Pracownicy więziennictwa obchodzili swoje święto (26 kwietnia) w dość minorowych nastrojach. Chociaż tegoroczny budżet przewiduje wzrost środków na utrzymanie aresztów i zakładów karnych o 4 proc., to jest to zaledwie kropla w morzu potrzeb. Więzienia są przepełnione, w 156 placówkach podlegających Centralnemu Zarządowi Służby Więziennej zgodnie z normami powinno przebywać najwyżej 68 tys. osadzonych, tymczasem za kratami umieszczono ponad 83 tys. skazanych i tymczasowo aresztowanych. Polska norma przewiduje 3 m kw. powierzchni na jednego osadzonego, ale od kilku lat nie jest przestrzegana. W wielu kryminałach na więźnia przypada niecałe 2 m kw. powierzchni (w Europie Zach. 10 m). Międzynarodowe organizacje praw człowieka alarmują, że w Polsce łamane są prawa skazanych, a zatłoczenie więzień przypomina standardy azjatyckie. W kolejce do odbycia kary oczekuje ponad 27 tys. osób skazanych przez sądy.

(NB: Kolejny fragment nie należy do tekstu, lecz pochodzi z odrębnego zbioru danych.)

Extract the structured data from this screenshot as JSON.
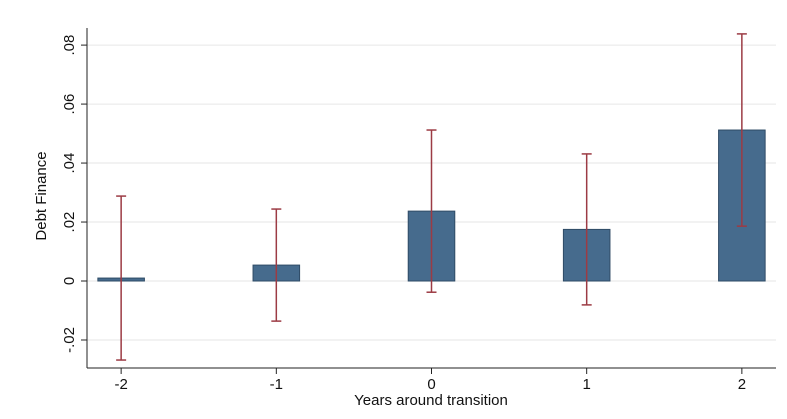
{
  "chart_data": {
    "type": "bar",
    "x_label": "Years around transition",
    "y_label": "Debt Finance",
    "x": [
      -2,
      -1,
      0,
      1,
      2
    ],
    "values": [
      0.001,
      0.0054,
      0.0237,
      0.0175,
      0.0512
    ],
    "errors": [
      0.0278,
      0.019,
      0.0275,
      0.0256,
      0.0326
    ],
    "color": "#466b8d",
    "error_color": "#9c3b44",
    "xlim": [
      -2.22,
      2.22
    ],
    "xticks": [
      -2,
      -1,
      0,
      1,
      2
    ],
    "ylim": [
      -0.0295,
      0.0858
    ],
    "yticks": [
      {
        "value": -0.02,
        "label": "-.02"
      },
      0,
      {
        "value": 0.02,
        "label": ".02"
      },
      {
        "value": 0.04,
        "label": ".04"
      },
      {
        "value": 0.06,
        "label": ".06"
      },
      {
        "value": 0.08,
        "label": ".08"
      }
    ],
    "grid": true
  }
}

Gen. Jan Pyrcak, szef Służby Więziennej, ma świadomość, że Polska przoduje w Europie pod względem surowej penalizacji. Na 100 tys. mieszkańców za kraty trafia u nas ok. 200 osób. Aby osadzonym zapewnić humanitarne warunki odbywania kary, należałoby natychmiast zbudować kilkanaście nowych więzień albo rozbudować już istniejące. – Ale na takie wydatki budżetu nie stać – mówi gen. Pyrcak. – Być może jedynym wyjściem jest zmiana filozofii karania stosowanej przez sądy. Zamiast na więzienie można przecież skazywać drobnych przestępców na kary alternatywne, szerzej stosować probację.

W najbliższym czasie kierownictwo więziennictwa weźmie udział w pracach rządu i przedstawi tam swoje postulaty i sposoby na poprawienie sytuacji.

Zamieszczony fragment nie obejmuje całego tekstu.